A smaller minority were more earnest in their politics. Eventually, the proto-Alt Right, like other movements that began online, started to slowly make their way IRL. Dissident Right podcasts such as The Daily Shoah (a part of the podcast network TRS) began to appear. Anon began to acquaint themselves with far-Right literature such as Julius Evola, or Richard Spencer’s publication The Radix Journal. Some anon even began to form or join white nationalist organizations such as “Identity Europa.” White nationalist propaganda such as the satirical show Murdoch Murdoch (which was a sort of Alt Right version of South Park) and White Rabbit Radio (a series of cartoons such as “anti-Racist Hitler” which explained white demographic replacement using a “woke” version of Hitler who tried to perform a second holocaust by telling Jews to “check their privilege” and replacing them with gentile immigrants) began to circulate alongside Million Dollar Extreme and Sargon of Akkad. Bits of a genuinely far-Right ideology were beginning to form.
However, in the main, the movement was still dominated by edgy libertarians. The Daily Shoah, a racist and anti-Semitic podcast hosted by Mike Enoch, and The Daily Stormer, a far-Right online publication created by Andrew Anglin, both included over-the-top, explicit, intentionally shocking Nazi imagery, but were originally satirical (much in the same vein as Encylopedia Dramatica). It was not until the end of the Alt Right around 2017 that both had become genuinely political, with TRS going so far as to start its own political party, “The National Justice Party,” in 2020.

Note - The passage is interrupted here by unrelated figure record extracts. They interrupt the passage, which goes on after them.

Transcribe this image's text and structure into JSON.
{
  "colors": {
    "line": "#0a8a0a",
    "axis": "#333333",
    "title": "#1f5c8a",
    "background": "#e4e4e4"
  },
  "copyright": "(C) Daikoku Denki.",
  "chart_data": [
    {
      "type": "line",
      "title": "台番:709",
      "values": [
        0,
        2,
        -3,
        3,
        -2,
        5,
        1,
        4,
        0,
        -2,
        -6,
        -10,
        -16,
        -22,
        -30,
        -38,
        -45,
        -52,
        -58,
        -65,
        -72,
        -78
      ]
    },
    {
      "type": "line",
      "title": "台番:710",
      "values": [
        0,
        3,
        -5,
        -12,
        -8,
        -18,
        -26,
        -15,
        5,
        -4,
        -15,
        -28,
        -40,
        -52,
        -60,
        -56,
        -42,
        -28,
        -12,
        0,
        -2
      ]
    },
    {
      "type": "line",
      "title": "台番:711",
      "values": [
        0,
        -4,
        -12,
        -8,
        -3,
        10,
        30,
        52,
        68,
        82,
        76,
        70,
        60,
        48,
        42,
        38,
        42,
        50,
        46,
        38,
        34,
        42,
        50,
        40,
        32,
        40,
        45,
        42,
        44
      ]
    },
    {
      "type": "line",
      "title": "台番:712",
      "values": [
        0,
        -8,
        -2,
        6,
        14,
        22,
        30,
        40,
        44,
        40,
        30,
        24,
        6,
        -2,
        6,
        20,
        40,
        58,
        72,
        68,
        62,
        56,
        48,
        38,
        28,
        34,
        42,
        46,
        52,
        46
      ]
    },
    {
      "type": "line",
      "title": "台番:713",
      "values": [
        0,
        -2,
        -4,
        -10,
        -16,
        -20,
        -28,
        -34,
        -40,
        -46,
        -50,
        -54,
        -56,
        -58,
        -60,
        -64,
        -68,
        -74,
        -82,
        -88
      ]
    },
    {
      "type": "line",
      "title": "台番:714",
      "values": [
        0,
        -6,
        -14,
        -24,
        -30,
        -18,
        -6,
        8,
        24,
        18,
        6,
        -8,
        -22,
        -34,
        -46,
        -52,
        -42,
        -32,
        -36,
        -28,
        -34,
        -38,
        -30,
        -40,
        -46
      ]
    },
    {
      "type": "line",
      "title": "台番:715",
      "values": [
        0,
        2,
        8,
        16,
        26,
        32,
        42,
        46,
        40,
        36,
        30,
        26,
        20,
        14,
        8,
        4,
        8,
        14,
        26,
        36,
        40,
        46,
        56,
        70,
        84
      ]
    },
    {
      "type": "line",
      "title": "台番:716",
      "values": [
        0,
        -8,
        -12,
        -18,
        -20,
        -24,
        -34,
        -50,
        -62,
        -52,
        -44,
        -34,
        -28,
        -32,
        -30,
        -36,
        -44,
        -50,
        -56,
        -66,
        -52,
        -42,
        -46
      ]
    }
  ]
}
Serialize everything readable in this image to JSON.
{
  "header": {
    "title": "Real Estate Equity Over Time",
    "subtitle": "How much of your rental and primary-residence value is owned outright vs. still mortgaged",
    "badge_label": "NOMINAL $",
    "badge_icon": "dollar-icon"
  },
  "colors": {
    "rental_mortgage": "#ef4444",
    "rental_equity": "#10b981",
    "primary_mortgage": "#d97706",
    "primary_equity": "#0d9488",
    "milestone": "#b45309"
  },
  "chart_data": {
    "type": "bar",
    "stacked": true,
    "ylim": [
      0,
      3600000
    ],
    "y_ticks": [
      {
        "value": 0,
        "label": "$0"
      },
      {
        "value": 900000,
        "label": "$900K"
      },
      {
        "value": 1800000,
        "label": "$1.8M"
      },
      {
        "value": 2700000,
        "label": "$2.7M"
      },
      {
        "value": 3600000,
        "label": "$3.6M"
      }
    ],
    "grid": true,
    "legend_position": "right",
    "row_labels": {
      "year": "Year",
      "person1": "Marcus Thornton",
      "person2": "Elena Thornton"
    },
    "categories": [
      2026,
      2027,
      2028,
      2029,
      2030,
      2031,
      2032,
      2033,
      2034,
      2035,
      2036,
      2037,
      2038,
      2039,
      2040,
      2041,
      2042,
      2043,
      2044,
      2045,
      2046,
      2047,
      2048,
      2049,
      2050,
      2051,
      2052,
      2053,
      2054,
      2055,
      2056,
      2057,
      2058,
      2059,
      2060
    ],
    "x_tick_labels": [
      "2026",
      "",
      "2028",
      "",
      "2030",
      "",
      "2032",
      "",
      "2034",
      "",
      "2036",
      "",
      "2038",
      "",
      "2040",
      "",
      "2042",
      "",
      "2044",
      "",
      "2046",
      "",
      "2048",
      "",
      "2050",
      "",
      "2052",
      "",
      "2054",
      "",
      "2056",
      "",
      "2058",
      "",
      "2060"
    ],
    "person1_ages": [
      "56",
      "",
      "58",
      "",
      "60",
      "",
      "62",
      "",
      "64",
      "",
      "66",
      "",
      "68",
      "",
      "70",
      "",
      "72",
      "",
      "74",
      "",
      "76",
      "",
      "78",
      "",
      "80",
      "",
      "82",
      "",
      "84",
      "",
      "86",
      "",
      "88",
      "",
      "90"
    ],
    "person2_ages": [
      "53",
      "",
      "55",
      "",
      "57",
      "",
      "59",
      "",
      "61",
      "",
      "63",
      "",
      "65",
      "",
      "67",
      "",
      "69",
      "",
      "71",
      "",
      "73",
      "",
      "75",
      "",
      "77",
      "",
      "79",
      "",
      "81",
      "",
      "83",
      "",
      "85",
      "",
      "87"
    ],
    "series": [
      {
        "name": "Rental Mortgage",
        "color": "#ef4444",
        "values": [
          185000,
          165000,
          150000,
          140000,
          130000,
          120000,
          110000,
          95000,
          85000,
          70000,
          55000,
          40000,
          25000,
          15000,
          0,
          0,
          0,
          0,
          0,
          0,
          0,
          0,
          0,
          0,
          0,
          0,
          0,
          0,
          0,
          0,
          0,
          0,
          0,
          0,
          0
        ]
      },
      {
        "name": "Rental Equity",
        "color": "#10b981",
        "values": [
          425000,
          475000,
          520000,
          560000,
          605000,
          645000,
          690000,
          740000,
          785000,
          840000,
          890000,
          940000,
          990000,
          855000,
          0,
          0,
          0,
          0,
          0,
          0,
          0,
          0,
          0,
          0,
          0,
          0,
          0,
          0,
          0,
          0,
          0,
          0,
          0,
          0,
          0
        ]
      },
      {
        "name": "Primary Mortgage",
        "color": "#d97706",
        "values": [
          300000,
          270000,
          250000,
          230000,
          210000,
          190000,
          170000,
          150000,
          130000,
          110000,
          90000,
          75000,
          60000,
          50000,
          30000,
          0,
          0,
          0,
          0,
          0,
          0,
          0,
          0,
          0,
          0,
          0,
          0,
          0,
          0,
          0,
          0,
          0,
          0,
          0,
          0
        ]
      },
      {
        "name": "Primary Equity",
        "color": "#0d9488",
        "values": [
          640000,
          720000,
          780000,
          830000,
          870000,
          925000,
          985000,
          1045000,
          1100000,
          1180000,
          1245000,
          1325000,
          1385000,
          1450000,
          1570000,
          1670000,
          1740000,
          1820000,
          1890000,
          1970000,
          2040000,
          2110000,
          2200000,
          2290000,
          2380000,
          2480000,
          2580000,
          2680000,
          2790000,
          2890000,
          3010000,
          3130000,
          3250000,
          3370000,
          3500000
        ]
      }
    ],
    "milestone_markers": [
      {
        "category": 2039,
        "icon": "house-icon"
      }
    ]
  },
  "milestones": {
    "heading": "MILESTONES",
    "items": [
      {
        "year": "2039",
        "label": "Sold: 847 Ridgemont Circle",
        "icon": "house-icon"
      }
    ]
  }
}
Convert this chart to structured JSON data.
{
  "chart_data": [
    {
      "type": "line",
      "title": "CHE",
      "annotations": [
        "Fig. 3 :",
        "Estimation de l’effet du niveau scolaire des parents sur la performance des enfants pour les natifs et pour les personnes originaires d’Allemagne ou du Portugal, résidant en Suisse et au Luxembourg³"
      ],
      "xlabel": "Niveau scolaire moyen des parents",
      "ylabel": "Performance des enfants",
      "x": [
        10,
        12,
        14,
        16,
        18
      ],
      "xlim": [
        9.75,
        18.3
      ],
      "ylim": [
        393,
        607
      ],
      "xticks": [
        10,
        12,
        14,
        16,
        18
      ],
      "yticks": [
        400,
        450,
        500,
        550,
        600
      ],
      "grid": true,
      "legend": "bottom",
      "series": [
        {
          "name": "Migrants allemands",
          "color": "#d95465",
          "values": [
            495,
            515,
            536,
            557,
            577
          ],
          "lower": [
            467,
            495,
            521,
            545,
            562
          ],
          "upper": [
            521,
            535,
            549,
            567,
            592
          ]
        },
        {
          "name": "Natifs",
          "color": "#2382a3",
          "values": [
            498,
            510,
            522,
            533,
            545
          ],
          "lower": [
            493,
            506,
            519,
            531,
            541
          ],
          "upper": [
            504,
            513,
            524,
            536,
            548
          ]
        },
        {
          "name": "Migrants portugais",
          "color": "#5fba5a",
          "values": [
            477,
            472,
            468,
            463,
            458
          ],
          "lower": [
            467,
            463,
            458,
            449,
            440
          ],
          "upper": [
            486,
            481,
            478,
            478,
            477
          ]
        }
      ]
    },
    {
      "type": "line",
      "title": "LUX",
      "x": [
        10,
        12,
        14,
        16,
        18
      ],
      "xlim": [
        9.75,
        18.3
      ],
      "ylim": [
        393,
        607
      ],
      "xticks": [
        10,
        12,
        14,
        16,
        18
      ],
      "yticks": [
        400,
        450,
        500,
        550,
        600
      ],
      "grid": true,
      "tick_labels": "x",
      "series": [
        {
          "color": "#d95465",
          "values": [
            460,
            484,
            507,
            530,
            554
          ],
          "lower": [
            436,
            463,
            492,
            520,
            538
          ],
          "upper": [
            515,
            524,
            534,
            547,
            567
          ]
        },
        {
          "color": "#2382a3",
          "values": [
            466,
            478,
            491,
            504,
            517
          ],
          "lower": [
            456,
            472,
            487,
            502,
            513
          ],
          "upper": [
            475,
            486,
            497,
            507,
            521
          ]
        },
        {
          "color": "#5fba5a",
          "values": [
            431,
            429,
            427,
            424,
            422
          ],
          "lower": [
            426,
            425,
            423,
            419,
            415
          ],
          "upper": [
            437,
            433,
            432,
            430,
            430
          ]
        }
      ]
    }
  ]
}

The majority of anon, even those who lurked /pol/, were only dimly aware of these genuinely fascist and white nationalist developments. I personally did not know of the existence of The Daily Shoah until well after Trump became president in 2017, nor was I aware of Identity Europa until 2019, well after Charlottesville. It would not be until 2017, after Trump miraculously was elected, that the Alt Right was ever a serious political movement. Whatever fascist imagery they may have employed, and however much of the “irony” might have actually been “meta-irony,” the movement would still primarily be focused around two pillars: rejection of political correctness and “burn it all down” anti-establishment sentiment, both embodied in the person of Donald Trump. The fact that there were actual white nationalists like Richard Spencer (one person who anyone in the Alt Right would have recognized due to his high profile mainstream media interviews) amongst the Pepe the Frog-avatared edgy teenagers really just made things funnier. The Alt Right was also a “big tent movement.” True, it may have included Richard Spencer, but it also included just as many classical liberals, or edgy trolls like Sam Hyde. People might accept one or two far-Right beliefs from /pol/, like anti-feminism, but reject others, like anti-Semitism. There was a large spectrum of vaguely Right Wing, vaguely anti-establishment beliefs that any one person’s true beliefs, under the trolling, might fall under.
Until Trump’s inauguration, it was all just for the lulz.